Not surprisingly, the GOP is struggling to find a person they can coalesce around as their Presidential candidate for 2016. Chris Christie is one possibility, but his demeanor and communication style reminds voters of their last ugly confrontation with a bouncer at Hooters. Rand Paul has promise, but it evaporates the minute he says something like “putting fluoride in the water is a UN plot to reduce testosterone levels in American men.” Rick Perry, forgetting things during debates, hints a bit too much at yet-to-be-diagnosed Alzheimer’s.

Well, not to worry. I’ve found the ideal candidate (pictured above). He’s an early-fifties, white male, which is essential. That right there gets him past the first iron-clad requirement to be a GOP Presidential candidate.
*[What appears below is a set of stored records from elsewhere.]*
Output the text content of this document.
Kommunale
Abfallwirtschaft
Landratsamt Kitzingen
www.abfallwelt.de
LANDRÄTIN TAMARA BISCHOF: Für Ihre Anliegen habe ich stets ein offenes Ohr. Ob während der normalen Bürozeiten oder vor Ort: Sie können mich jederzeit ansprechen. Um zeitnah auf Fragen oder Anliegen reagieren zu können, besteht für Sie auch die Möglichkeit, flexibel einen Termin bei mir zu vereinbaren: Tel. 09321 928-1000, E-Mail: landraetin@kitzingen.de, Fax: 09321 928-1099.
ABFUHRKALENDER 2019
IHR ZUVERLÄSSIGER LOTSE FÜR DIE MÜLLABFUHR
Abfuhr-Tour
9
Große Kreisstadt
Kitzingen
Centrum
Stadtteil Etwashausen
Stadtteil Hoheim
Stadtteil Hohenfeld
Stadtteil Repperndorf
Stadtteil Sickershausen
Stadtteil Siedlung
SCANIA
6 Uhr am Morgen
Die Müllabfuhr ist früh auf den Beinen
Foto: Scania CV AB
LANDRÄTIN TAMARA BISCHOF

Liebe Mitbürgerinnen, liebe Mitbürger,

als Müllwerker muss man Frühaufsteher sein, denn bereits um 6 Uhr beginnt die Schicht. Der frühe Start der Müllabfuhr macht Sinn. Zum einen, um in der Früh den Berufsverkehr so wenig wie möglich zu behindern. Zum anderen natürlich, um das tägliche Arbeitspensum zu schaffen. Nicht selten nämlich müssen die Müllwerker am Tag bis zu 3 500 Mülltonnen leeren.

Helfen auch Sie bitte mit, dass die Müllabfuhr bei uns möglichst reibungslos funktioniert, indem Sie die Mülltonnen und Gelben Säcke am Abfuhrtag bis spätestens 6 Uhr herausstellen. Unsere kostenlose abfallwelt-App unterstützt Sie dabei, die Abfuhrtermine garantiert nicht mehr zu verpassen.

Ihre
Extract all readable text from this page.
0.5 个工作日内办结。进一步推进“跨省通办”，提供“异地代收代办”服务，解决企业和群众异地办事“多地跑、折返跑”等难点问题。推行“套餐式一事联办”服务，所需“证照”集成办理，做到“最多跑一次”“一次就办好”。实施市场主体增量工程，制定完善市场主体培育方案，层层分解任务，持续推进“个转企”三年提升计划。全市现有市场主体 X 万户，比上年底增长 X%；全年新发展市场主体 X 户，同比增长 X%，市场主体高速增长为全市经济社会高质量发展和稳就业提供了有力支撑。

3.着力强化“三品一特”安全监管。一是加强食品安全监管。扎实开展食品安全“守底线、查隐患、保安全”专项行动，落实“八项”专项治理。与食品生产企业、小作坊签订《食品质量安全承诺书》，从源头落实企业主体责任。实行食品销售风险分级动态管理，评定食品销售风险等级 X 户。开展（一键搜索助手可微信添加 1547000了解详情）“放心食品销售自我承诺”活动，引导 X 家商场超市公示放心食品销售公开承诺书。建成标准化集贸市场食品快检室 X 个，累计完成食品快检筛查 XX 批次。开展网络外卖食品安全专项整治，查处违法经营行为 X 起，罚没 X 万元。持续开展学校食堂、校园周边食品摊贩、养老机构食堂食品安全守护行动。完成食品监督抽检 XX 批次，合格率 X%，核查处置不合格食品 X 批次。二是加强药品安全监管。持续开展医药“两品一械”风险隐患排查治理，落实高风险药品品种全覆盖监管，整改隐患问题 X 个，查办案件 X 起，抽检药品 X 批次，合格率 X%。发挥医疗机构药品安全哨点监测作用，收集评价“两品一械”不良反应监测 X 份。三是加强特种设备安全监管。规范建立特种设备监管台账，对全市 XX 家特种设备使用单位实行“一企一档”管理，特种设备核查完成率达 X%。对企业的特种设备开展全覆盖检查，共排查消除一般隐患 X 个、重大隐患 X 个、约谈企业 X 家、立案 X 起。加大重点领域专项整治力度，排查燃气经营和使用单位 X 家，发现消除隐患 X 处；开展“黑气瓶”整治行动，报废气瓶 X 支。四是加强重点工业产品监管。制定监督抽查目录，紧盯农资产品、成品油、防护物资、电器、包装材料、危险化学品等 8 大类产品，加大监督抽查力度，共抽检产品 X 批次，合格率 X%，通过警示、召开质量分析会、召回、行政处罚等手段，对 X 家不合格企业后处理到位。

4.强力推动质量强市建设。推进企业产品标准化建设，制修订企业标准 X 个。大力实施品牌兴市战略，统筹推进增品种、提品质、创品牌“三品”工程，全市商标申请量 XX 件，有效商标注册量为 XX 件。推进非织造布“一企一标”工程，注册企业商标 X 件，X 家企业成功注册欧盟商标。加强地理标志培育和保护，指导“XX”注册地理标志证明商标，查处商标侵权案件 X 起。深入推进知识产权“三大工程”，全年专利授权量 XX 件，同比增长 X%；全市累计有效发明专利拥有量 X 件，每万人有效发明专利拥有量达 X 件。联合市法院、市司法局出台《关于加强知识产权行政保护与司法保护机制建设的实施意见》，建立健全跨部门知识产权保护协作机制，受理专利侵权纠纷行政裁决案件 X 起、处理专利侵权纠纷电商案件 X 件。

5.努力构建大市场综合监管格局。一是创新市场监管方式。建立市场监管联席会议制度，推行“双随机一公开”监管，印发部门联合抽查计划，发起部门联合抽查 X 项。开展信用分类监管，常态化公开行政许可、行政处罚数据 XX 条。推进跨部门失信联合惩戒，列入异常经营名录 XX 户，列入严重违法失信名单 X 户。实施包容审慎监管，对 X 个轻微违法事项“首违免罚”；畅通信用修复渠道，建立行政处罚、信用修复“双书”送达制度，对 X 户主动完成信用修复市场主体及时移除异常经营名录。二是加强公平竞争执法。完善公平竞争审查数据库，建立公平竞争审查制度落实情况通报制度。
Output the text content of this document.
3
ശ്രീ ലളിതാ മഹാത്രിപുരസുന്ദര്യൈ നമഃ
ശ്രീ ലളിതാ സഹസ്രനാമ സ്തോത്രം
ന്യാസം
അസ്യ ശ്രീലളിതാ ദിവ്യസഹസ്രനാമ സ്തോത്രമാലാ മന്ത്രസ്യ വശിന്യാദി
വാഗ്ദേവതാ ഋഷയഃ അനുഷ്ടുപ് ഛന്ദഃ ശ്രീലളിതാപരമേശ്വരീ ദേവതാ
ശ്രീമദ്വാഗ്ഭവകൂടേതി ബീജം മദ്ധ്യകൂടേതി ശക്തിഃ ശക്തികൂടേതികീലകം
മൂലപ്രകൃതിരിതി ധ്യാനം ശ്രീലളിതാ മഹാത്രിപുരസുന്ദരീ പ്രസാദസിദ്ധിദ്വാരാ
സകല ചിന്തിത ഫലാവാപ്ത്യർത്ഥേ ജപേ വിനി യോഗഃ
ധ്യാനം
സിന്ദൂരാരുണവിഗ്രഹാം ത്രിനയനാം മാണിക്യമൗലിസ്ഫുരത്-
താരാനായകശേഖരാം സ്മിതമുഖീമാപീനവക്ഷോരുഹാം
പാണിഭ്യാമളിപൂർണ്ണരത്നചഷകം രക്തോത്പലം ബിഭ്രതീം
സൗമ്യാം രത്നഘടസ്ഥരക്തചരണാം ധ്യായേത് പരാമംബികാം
But this guy has much more going for him. He’s lived alone in a cave for the past twenty years, putting his last contact with civilization as 1993. This is important for a GOP candidate because that’s the year NAFTA was signed – this guy hasn’t seen the destruction of American industrialized towns that resulted. So, he can claim with a straight face that What’s Good For Corporations Is Always Good For Workers.

And he’s lived with no assistance whatsoever for twenty years. Who better to propagate the GOP myth of rugged self-reliance? Hell, this guy pulled himself up by the bootstraps, and he doesn’t even own boots!

But here’s the real kicker. Look at what’s in his arms. Yup, a bundle of sticks that he uses to heat his cave. This guy is totally pro-carbon. No way is he gonna phase out coal or Tar Sands oil based on some myth about climate change. And if you showed him a solar panel, he’d probably just say “Cool, a new bed!”

Given the popularity of  survivalist shows, this man’s nakedness is no longer a problem in campaigning. We’ve found our guy. Sure, he lives in China, but there’s plenty of time to deal with that.